Environmental Conditions and Greenhouse Gas Emission from a Reservoir in Hong Kong
Mr Chan Chun Ngai PhD Student, Department of Geography, HKU
Inland water systems, including both lentic and lotic systems, are the active reactors that could store, transport and process terrestrial carbon. The biophysical and biogeochemical processes that occurred in these inland water systems govern and regulate the dynamics of the carbon cycle that take place, and ultimately exert impacts on the greenhouse gas emission. Small ponds, as well as headwater streams, have been established to be “hotspots” of carbon gas exchange and processes, yet the characterization of them is subject to considerable uncertainties owing to large temporal and spatial variabilities. In light of this, there is an increasing need to advance our understanding of the greenhouse gas emission of these small water systems amid the escalating climate change which is caused by the accumulation of greenhouse gas in the atmosphere.

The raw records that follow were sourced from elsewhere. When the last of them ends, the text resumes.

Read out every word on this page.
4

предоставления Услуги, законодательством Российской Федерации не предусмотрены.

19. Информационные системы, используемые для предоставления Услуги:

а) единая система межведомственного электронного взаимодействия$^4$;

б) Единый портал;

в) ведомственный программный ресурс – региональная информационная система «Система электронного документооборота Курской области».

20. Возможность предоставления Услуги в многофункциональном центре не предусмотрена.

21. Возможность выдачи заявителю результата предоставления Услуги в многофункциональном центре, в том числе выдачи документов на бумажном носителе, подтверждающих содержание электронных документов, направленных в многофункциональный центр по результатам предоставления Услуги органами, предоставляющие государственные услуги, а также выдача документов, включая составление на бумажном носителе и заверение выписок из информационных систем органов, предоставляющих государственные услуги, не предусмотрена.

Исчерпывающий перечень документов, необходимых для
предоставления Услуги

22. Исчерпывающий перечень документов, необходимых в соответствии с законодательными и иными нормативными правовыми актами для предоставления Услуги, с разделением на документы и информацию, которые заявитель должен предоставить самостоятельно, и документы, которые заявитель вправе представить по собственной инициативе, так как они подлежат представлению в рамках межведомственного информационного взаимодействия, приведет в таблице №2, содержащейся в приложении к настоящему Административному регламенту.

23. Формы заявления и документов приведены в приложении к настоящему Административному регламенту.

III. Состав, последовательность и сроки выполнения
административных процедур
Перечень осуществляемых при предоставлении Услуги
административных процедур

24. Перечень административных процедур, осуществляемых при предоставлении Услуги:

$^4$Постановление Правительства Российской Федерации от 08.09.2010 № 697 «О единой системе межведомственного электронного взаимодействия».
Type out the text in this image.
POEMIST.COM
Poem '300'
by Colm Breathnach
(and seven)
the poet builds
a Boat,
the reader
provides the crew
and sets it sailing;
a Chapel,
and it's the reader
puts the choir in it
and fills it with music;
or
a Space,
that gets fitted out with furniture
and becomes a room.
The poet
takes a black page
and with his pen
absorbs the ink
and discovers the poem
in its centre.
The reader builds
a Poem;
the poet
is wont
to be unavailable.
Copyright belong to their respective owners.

This research zeroes in on the greenhouse gas emission in Pok Fu Lam Reservoir, the first reservoir constructed in Hong Kong in the 19th century, initially targeted at providing clean potable water to the residents. The catchment area of the reservoir would also be an interest in the study. A broad range of field techniques and laboratory procedures have been adopted so as to characterize and quantify the greenhouse gas emission as well as the environmental conditions of the reservoir. The purposes of the study are: (1) study of the temporal and spatial variability of the greenhouse gas emission as well as the environmental variables in the reservoir with its catchment area, and (2) investigation of the potential variables that could account for the greenhouse gas emission occurred in the study site.